Maria Amélia Mano
Nascido Valdomiro Silva
dos Santos, por causa do comprimento do pescoço, era conhecido por Pescoço.
Filho da Dona Gilda, do Morro das Garrafas e de Ogum, Pescoço virou mito. Não
porque era cruel ou porque morreu novo que isso era sina de quase todos ali.
Mas por causa do feitiço errado, da coisa feita mal feita. Feita por amor. Assim
me contaram.
Pescoço pediu desgraça.
Deixou de usar patuá, desrespeitou dia de obrigação, atrasou despacho. Guia e
Santo também têm limite. Até pra ele que nasceu bonito, grandes olhos azuis,
namorador. Começou pequeno já no sucesso, o melhor aviãozinho da parada, disseram.

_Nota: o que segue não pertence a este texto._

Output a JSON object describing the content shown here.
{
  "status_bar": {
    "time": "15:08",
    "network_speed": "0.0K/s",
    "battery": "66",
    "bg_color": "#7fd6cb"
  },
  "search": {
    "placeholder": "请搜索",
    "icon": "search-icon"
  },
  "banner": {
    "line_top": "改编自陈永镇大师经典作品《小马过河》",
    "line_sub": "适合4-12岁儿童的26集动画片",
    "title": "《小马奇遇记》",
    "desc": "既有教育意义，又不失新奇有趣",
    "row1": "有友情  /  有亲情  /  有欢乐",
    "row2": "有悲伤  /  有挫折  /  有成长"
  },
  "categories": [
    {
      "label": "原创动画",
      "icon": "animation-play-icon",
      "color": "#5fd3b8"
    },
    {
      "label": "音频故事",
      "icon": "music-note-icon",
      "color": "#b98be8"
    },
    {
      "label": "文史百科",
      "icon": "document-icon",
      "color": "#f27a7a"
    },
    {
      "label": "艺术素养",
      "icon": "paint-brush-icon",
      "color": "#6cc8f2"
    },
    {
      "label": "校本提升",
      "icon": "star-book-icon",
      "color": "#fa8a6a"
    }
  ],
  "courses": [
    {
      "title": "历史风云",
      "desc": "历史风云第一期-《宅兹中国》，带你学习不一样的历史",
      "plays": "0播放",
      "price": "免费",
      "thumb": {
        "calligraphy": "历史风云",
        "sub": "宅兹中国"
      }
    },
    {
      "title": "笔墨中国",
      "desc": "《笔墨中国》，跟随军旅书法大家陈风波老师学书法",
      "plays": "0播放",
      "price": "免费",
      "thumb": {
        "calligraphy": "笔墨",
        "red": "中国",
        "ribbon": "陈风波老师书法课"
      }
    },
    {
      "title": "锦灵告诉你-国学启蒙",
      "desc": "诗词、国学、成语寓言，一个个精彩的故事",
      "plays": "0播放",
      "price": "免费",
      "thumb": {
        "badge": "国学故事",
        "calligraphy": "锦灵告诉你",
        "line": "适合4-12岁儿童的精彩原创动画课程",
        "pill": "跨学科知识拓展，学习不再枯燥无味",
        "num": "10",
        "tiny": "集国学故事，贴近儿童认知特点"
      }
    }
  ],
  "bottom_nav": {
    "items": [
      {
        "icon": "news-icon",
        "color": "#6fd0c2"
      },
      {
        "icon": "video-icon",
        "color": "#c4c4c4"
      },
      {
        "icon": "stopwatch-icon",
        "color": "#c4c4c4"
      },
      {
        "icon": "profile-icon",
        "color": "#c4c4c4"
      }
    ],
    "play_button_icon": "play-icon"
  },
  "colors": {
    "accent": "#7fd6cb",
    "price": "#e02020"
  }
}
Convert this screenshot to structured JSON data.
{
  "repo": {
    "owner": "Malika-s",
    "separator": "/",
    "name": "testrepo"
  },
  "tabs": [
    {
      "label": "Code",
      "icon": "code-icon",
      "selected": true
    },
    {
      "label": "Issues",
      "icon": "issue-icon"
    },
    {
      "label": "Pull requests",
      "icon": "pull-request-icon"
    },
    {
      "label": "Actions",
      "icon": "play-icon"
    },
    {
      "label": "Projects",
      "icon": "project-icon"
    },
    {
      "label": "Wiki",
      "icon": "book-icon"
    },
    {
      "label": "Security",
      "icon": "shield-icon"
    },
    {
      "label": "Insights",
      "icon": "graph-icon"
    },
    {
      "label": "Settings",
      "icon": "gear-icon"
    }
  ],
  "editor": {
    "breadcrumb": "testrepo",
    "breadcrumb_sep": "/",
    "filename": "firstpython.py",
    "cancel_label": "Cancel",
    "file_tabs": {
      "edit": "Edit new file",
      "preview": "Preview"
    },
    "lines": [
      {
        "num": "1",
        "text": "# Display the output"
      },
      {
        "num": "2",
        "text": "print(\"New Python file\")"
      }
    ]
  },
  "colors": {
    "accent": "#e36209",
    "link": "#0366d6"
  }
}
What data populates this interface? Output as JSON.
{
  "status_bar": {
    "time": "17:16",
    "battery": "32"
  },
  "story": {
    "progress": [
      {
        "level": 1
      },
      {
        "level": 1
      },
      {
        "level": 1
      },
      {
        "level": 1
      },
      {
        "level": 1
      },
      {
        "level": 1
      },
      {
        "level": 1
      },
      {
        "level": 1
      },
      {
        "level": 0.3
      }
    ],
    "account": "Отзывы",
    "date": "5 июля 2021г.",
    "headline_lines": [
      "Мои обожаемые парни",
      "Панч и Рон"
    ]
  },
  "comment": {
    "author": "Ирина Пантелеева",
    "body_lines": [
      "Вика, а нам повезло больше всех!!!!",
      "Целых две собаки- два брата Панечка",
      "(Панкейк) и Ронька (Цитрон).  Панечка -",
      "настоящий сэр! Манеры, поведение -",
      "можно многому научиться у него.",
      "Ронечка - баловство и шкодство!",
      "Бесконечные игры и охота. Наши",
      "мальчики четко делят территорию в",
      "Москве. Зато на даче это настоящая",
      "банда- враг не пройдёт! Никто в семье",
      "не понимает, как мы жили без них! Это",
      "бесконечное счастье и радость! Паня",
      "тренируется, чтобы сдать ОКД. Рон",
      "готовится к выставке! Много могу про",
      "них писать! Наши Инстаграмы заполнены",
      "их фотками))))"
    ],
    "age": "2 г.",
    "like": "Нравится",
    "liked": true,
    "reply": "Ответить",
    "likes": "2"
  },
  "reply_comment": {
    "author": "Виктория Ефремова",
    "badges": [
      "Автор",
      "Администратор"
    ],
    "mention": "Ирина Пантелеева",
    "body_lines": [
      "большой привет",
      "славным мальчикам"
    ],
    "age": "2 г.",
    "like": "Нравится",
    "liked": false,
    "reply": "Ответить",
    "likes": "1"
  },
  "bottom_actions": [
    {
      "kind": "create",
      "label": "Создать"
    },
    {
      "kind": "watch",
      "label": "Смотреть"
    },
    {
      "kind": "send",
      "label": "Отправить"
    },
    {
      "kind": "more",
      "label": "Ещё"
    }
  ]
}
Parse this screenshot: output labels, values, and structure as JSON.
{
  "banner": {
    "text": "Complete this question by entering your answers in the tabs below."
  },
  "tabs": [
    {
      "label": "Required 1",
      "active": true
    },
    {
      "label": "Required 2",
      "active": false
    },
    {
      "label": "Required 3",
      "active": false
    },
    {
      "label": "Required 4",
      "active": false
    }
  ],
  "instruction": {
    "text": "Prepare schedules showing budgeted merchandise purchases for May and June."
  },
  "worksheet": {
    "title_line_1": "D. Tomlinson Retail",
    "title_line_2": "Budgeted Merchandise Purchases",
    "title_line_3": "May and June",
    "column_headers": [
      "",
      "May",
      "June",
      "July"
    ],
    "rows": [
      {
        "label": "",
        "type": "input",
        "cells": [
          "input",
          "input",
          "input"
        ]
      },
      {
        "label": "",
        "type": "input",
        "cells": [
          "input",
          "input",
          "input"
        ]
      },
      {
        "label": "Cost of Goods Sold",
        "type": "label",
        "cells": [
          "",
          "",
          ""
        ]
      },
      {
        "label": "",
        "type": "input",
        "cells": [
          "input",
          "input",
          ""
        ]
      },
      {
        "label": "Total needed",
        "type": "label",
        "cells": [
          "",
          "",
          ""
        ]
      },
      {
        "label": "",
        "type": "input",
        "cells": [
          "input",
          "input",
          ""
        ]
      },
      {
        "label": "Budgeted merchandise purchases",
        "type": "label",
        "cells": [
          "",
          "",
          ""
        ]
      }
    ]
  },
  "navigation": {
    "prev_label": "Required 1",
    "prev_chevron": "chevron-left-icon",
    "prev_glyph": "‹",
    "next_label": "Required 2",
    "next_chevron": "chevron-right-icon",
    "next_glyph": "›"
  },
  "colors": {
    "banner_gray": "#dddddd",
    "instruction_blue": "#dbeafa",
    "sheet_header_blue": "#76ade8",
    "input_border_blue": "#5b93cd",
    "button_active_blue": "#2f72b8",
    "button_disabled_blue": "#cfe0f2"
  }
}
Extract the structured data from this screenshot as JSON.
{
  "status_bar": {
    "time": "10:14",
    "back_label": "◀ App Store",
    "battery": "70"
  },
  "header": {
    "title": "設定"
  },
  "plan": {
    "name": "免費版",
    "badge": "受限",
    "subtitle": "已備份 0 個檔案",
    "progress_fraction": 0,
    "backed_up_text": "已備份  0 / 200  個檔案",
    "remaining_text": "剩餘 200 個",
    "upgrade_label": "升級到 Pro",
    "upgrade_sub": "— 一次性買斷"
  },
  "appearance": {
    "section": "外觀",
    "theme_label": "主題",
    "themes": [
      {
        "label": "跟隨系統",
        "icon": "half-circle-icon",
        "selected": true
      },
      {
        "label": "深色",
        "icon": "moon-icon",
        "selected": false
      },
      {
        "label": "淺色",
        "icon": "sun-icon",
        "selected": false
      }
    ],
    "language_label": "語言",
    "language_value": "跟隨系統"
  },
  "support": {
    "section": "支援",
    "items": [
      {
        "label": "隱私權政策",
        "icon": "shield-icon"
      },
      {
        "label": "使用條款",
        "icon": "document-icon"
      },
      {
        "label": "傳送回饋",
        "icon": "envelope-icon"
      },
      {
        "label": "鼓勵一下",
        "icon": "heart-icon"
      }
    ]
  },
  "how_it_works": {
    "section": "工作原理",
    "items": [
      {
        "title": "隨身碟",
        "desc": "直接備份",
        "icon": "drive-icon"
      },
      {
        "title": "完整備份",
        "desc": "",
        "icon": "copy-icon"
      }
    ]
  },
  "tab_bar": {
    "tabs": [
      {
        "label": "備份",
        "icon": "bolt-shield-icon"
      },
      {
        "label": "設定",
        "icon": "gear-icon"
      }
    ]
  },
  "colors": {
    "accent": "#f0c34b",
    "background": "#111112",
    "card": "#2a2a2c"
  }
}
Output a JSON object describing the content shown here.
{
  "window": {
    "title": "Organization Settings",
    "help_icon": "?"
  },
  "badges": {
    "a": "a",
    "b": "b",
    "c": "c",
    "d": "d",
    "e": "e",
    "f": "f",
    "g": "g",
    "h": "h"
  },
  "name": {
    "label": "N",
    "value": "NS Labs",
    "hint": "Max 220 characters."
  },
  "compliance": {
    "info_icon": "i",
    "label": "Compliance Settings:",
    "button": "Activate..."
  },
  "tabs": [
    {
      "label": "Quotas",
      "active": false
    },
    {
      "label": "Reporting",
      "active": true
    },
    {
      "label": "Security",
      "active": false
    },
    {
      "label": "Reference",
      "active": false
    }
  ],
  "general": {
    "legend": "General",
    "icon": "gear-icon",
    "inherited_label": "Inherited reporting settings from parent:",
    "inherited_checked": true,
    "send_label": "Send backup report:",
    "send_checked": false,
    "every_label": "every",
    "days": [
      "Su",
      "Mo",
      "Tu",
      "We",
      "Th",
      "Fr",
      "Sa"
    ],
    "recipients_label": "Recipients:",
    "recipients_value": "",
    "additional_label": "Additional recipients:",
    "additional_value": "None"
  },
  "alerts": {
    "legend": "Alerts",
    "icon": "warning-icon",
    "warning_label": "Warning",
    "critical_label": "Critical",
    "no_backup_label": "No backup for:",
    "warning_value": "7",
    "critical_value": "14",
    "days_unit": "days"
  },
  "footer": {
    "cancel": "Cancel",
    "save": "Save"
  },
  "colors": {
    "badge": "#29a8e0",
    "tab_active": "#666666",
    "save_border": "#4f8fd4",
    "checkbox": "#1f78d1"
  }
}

Virou patrão cedo, dono das melhores bocas, o melhor bagulho da cidade, os
mocós mais sinistros.
Mas veio ação e bicho
pegou na quebrada. Era caveirão, camburão, três oitão, uma bala e já era. Toda
gente lembra que velório tava lotado. Dona Gilda chorando, tiros no ar da
facção, bandeira do Brasil da escola a meio pau e a do time da várzea cobrindo
caixão. Ainda, três amantes histéricas. Sueli, a Saltinho, passista de escola
de samba, ciumenta, barraqueira, era a mais sentida.
Dia seguinte, contam,
apareceu ganso branco de olho azul e violento no morro. Tocou terror. Povo
desconfiou e Saltinho confessou: pagou mandiguento pra fazer trabalho em
encruzilhada. Queria Pescoço só pra ela. Mas a galinha preta tinha mancha e deu
ruim. Trabalho barato dá nisso. O corpo de Pescoço se foi, mas a alma encarnou
no ganso que é bicho de só um amor pra vida toda.
Assim, Dona Gilda passou
a chamar ganso de Valdomiro, antigos parsas de patrão, cada amante de um
apelidinho carinhoso e a comunidade de Pescoço. Até a polícia reconhecia e
fazia reverência. Foi quando Pescoço, o ganso, voou para o sul. Saltinho,
então, se converteu pra Igreja Universal e a cada mudança de estação, olha o céu
cheia de fé e tem certeza: Ele voltará.